After electroblotting, the membranes were blocked with 5% non-fat milk powder in TBS for 1 h at room temperature. After washing (3×5 min) in TBST (TBS+0.05% Tween 20), the membranes were incubated in primary antibody for OPN3 (45 kDa, anti-encephalopsin antibody ab75285, Abcam, Cambridge, UK). OPN3 antibody was diluted in TBST (1:500) and incubated for 2 h at room temperature. Then the membranes were washed (3×5 min) and incubated with secondary antibody [1:3000, goat anti-rabbit IgG (H+L)-AP-conjugate, Bio-Rad Laboratories] in TBST for 2 h at room temperature. Antibody detection was performed with bromo-4-chloro-3-indolyl phosphate mono-(toluidinium) salt/nitro blue tetrazolium (BCIP/NBT) substrate. β-tubulin (molecular mass 50 kDa) was used as a loading control (anti-β-tubulin antibody ab6046, Abcam). β-tubulin was diluted in TBST-antibody solution (1:1500) and incubated for 2 hours with the primary antibody. Immunoreactive band intensities compared with background were analysed using the VersaDoc imaging system (Bio-Rad). Liver was used as a negative control and retina as a positive control.
Monoamine concentration analysis by HPLC
Monoamine concentrations were determined by high-performance liquid chromatography (HPLC) in plasma and adrenal gland samples, as described by Nieminen et al. (2004). 5-HT samples were analysed using the same technique. Briefly, plasma samples were deproteinized before injection into the HPLC autosampler. The running buffer contained 50 mmol l−1 NaH2PO4, methanol and aluminium chlorohydrate in a 77:15:8 ratio, respectively (pH 3.22). The running buffer was filtered and 200 mg Na-dodecylsulphate and 77.4 mg Na-EDTA were added to buffer.
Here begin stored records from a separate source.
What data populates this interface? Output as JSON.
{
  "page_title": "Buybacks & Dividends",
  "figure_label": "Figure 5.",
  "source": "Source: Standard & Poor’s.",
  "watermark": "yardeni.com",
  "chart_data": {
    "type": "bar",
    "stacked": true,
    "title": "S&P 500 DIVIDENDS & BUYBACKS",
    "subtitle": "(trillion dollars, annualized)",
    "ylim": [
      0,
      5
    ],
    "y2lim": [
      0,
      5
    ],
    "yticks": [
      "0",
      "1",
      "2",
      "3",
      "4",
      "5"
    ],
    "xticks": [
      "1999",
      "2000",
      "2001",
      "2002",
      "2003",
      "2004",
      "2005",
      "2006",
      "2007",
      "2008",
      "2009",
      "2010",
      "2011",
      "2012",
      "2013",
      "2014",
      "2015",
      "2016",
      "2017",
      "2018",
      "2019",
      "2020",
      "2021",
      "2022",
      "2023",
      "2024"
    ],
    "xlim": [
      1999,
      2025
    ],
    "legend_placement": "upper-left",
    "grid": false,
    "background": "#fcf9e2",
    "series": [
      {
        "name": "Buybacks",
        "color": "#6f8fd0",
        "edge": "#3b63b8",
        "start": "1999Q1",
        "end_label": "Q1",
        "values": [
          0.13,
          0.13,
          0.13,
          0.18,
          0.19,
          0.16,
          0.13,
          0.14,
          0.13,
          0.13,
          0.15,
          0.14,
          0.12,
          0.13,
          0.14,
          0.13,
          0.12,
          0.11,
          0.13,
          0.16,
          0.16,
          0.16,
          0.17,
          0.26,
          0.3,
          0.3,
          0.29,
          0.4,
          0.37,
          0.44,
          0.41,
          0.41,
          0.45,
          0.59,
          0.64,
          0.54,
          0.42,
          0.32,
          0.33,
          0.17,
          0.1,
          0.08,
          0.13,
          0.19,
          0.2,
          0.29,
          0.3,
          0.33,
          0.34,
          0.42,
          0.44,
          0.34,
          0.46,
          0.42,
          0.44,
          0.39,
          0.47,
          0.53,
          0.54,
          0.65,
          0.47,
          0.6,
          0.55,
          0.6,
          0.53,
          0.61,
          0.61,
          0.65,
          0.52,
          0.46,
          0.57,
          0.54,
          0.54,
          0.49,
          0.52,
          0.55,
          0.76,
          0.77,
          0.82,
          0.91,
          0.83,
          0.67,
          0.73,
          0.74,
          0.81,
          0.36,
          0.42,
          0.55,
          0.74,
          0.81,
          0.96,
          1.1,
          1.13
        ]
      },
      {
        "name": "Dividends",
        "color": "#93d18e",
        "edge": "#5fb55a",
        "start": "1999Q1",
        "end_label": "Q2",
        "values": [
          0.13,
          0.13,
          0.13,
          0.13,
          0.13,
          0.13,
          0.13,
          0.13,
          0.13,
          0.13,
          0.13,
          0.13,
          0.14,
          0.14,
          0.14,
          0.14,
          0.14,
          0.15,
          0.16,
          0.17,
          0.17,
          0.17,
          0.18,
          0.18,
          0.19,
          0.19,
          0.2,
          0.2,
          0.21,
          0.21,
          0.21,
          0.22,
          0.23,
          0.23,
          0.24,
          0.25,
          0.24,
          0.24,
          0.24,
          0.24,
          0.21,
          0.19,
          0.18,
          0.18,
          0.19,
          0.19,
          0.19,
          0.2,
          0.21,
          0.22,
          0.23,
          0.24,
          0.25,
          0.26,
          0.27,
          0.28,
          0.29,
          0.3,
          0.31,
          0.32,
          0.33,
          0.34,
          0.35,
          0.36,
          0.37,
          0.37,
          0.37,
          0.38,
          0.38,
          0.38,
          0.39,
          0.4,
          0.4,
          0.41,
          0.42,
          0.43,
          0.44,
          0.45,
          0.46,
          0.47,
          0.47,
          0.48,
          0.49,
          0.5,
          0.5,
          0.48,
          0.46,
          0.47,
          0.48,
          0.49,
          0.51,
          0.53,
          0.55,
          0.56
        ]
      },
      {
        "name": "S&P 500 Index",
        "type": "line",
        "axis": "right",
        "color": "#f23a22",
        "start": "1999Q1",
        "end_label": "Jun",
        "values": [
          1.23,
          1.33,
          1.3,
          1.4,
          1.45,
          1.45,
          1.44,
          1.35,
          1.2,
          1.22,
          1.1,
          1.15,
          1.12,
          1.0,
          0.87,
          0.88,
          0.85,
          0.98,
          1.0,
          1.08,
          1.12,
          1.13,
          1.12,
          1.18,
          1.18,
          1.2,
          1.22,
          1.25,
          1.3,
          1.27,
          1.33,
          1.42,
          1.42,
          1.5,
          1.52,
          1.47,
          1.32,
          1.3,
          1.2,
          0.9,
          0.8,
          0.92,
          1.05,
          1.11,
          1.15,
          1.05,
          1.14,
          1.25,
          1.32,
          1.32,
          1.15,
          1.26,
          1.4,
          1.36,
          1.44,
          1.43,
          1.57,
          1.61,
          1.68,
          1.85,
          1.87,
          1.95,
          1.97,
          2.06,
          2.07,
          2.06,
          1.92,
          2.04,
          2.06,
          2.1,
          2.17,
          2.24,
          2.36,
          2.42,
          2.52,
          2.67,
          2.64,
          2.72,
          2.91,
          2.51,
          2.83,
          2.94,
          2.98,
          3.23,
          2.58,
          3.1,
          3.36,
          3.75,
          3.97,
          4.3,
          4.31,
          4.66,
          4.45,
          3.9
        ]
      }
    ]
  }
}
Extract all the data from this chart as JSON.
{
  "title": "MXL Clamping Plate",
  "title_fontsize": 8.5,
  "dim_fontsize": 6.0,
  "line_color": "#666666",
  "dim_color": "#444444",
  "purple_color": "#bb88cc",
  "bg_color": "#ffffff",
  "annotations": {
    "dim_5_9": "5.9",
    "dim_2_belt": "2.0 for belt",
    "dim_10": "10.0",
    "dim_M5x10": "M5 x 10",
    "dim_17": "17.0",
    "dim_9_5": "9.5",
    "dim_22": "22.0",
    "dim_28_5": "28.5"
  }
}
The total concentration of base solution was 5 µg ml−1 in 0.1 HClO4.
Cortisol concentration was assayed by ELISA in blood serum samples with a DIAsource kit for human cortisol according to the instructions of the commercial kit (KAPDB270, DIAsource ImmunoAssays SA, Louvain-La-Neuve, Belgium). Calibrators, controls and samples were made as duplicates, and absorbances were read at 450 nm using a microplate reader (SPECTROstar Nano, BMG LAbtech, Ortenberg, Germany). The sensitivity for cortisol was 0.4 µg dl−1, and calibrators were used to validate the method.
In this study, all values are expressed as means±s.e. One-way ANOVA was used for comparisons between groups for the amounts of OPN3, cortisol and monoamines. In the case of significant changes, pair-wise comparisons between the test group and control group were made using the Tukey post-test. The length, mass and BMI comparisons between groups were also made with one-way ANOVA and Tukey post-test. Mass changes within groups were determined using the paired t-test.
We acknowledge senior technician Mr Matti Rauman, for his contribution in modifying the Valkee headset, and laboratory technicians Ms Marja-Liisa Martimo-Halmetoja and Ms Minna Orreveteläinen for their contributions to laboratory analyses.
All authors were responsible for designing the study. A.F. was responsible for conducting the study and for the western blot and HPLC results. A.F., S.M. and S.S. were responsible for analysing the results. All authors were responsible for drafting and revising the article.
A.F. recieved grants from the Northern Ostrobothnia Hospital District and Valkee Oy. Other authors recieved no specific grant from any funding agency in the public, commercial, or not-for-profit sectors.
S.M. and S.S. have no conflicts of interest to declare. J.N. is the founder and a shareholder and M.T. is a minor shareholder of Valkee Ltd. A.F. received a grant from Valkee Ltd for this study.